The Provisioning Problem
Device provisioning is where most BLE security vulnerabilities appear. Default pairings, hardcoded keys, and unencrypted characteristic writes are common mistakes.
Pairing Modes
- Just Works — No authentication. Never use for security-sensitive provisioning.
- LE Secure Connections — Elliptic curve Diffie-Hellman. Use this. Available in BLE 4.2+.

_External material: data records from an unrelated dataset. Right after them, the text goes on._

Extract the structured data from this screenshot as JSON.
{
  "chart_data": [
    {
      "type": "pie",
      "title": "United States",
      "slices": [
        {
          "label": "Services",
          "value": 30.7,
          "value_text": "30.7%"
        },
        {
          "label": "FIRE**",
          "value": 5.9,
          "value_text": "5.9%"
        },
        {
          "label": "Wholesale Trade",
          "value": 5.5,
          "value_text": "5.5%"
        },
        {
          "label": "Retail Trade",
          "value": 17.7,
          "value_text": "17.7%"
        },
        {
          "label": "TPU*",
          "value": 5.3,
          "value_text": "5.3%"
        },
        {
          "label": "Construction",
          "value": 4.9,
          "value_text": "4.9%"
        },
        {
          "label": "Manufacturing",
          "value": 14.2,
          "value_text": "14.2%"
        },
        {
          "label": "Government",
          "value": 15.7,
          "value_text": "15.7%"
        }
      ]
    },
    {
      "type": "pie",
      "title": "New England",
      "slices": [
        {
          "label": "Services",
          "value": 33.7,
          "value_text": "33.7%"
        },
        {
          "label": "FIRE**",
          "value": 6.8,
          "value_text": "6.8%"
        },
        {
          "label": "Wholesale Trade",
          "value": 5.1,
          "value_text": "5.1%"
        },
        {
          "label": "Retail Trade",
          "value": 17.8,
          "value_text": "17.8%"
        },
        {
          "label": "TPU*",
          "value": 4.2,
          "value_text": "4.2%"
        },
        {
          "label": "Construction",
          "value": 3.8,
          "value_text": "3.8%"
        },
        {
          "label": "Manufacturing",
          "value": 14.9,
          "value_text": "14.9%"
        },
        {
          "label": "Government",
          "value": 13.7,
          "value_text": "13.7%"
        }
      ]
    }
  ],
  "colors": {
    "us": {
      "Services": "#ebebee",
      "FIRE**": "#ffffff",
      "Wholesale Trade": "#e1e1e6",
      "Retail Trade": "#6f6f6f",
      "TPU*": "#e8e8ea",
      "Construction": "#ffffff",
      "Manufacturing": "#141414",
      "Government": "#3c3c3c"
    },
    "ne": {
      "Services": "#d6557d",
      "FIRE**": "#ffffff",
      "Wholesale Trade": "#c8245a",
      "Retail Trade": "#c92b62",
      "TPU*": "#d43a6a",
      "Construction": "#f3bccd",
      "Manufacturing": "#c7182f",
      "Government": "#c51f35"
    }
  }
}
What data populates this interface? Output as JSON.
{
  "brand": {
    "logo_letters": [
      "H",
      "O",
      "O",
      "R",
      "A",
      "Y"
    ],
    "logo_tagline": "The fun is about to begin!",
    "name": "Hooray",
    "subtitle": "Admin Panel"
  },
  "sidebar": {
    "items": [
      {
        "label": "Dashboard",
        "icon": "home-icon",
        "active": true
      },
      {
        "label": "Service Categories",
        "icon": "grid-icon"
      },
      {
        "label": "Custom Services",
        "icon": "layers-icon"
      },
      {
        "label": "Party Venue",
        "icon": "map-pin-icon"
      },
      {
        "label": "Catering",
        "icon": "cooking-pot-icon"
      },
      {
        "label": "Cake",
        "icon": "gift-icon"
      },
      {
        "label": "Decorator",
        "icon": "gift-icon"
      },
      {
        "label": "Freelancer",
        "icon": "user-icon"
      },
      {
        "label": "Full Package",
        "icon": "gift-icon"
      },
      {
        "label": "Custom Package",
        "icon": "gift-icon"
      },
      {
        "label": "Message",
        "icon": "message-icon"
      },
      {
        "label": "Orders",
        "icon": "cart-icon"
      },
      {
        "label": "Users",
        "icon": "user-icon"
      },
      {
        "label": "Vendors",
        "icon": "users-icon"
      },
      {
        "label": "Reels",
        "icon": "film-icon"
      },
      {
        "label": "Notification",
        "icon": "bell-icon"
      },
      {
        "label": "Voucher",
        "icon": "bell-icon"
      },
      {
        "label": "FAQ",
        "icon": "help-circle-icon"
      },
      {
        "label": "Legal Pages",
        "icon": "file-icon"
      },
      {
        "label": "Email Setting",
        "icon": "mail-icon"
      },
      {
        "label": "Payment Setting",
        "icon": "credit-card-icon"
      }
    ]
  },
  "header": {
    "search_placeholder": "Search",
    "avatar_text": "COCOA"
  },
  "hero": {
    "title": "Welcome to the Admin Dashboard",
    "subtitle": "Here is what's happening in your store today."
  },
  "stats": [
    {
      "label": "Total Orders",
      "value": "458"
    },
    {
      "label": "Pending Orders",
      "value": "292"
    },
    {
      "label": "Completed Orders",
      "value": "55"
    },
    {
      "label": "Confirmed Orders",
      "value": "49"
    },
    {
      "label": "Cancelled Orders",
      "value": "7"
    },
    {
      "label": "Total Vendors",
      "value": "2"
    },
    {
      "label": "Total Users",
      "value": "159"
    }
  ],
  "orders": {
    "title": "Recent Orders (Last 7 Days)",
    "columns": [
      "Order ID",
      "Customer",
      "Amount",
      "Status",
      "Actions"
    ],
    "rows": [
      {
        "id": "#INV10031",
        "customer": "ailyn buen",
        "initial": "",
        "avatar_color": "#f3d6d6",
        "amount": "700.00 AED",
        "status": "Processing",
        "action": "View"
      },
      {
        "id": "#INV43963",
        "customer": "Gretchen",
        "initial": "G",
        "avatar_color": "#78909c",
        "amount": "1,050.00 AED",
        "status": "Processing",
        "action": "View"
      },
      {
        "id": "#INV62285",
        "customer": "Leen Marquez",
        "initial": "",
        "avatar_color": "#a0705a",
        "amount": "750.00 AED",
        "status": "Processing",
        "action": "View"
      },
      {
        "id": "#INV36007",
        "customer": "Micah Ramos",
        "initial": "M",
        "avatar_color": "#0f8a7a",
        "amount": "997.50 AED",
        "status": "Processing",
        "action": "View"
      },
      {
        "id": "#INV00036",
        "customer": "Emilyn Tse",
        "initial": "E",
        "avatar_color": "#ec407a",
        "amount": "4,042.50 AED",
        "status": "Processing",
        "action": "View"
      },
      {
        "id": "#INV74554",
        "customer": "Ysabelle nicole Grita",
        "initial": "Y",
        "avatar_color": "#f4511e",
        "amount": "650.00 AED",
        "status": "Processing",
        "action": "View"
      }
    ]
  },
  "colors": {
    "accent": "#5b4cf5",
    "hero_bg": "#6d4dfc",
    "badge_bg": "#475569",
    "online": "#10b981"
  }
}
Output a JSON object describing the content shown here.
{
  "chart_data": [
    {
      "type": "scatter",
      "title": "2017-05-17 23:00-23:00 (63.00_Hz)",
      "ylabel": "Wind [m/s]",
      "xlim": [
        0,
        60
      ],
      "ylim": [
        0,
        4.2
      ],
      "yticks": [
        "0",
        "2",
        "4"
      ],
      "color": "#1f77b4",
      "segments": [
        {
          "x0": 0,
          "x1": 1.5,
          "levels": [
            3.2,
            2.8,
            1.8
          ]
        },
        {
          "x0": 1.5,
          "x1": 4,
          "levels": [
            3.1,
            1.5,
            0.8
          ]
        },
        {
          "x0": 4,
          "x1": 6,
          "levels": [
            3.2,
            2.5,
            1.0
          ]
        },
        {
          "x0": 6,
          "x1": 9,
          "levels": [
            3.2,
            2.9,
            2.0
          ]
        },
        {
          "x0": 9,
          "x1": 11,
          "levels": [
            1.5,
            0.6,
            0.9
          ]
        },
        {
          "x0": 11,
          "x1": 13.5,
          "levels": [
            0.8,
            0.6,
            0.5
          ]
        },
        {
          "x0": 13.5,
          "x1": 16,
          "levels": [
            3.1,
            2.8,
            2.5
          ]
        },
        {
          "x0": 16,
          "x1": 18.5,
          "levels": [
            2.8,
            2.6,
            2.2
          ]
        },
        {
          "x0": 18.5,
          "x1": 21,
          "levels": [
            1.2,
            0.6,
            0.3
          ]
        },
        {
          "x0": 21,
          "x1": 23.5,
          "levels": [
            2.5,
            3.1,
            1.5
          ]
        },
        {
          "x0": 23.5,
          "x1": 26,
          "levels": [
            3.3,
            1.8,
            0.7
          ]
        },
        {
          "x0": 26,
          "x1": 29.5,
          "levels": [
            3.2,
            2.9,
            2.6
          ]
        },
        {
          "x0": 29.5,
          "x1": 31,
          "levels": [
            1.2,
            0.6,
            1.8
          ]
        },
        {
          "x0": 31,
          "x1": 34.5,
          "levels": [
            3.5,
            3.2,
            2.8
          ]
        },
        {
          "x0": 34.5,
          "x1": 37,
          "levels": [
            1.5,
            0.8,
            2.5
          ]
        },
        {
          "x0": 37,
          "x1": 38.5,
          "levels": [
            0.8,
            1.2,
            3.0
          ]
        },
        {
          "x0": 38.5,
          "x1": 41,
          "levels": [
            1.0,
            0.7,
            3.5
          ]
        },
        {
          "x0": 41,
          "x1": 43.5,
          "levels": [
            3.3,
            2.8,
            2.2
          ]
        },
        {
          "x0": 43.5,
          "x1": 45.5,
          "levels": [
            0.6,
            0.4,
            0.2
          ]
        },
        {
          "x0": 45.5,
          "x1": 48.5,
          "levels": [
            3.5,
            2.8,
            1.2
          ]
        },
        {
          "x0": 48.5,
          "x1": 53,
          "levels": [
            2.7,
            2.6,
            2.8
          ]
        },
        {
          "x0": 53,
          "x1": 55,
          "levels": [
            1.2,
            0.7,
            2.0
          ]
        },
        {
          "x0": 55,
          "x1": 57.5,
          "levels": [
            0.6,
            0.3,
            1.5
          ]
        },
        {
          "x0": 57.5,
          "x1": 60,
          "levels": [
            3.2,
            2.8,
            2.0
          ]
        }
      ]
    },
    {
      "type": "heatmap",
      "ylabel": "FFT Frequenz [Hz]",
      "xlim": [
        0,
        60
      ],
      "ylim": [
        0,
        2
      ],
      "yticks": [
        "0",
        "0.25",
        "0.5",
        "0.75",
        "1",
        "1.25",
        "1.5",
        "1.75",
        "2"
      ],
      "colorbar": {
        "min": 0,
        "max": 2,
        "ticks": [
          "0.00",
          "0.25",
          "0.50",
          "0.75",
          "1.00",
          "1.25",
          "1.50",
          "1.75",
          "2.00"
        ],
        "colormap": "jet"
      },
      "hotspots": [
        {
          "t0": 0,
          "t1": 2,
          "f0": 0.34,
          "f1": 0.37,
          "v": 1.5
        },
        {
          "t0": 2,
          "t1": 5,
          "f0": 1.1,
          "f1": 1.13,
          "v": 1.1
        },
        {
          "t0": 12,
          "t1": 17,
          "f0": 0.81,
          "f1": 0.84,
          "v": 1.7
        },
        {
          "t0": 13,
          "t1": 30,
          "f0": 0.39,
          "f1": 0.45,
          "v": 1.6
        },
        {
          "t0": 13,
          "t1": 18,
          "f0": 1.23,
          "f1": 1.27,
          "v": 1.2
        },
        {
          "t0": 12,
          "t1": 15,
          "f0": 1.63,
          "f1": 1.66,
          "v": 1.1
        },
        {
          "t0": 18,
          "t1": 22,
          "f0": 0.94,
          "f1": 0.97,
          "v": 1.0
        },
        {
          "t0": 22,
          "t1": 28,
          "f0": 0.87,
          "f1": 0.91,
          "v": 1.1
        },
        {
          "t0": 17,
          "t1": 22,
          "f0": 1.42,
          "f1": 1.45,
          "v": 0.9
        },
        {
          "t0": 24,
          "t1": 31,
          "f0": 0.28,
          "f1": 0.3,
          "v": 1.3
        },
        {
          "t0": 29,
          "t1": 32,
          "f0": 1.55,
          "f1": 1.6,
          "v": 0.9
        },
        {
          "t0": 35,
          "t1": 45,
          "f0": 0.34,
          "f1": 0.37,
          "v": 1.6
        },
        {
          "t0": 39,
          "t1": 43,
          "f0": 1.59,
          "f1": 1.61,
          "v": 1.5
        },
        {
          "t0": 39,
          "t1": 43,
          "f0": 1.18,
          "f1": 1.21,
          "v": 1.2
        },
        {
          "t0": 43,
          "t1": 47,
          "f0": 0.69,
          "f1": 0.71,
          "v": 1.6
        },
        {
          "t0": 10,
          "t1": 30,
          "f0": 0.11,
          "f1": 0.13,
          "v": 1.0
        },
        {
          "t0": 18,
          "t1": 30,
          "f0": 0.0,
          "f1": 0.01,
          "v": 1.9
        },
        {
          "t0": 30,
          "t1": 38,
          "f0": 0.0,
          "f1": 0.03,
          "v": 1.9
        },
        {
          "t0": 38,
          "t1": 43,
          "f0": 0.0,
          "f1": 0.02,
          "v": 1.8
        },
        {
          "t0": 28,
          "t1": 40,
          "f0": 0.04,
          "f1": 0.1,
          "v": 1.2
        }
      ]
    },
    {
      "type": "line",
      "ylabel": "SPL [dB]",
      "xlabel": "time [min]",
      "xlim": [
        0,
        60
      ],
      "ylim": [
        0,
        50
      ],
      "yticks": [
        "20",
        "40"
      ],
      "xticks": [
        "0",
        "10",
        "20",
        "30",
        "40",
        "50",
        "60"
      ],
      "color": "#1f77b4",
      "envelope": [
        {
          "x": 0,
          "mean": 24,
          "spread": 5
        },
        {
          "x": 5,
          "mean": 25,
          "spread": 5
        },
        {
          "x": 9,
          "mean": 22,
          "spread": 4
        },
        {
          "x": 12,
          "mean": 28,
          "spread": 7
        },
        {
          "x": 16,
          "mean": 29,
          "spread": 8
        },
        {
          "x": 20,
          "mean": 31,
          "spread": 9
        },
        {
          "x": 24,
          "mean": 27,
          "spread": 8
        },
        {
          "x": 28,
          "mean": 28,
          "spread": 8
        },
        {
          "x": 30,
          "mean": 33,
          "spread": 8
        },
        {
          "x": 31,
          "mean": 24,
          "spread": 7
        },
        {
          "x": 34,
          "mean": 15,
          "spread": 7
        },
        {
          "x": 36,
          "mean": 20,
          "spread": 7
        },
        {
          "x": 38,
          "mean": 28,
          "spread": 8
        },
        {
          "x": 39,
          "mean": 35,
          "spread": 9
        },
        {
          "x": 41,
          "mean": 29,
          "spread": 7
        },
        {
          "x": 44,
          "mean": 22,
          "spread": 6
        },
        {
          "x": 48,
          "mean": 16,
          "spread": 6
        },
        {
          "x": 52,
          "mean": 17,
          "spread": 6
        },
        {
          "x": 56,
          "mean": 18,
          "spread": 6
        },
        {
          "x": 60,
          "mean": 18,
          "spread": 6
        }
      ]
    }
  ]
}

- OOB (Out-of-Band) — Exchange keys via NFC or QR code. Best security for provisioning.
Zephyr Implementation
static const struct bt_conn_auth_cb auth_cb = {
.passkey_display = auth_passkey_display,
.passkey_confirm = auth_passkey_confirm,
};
bt_conn_auth_cb_register(&auth_cb);
/* BT_SECURITY_L4 = authenticated LE Secure Connections + encryption */
bt_conn_set_security(conn, BT_SECURITY_L4);Common Vulnerabilities to Avoid
- Fixed passkeys — Never hardcode 123456. Generate per-device from UID.
- Unencrypted OTA — Always require BT_SECURITY_L2 minimum before DFU writes.
- No bonding expiry — Implement bond revocation on factory reset.
- Advertising personal data — Rotate MAC address with CONFIG_BT_PRIVACY=y.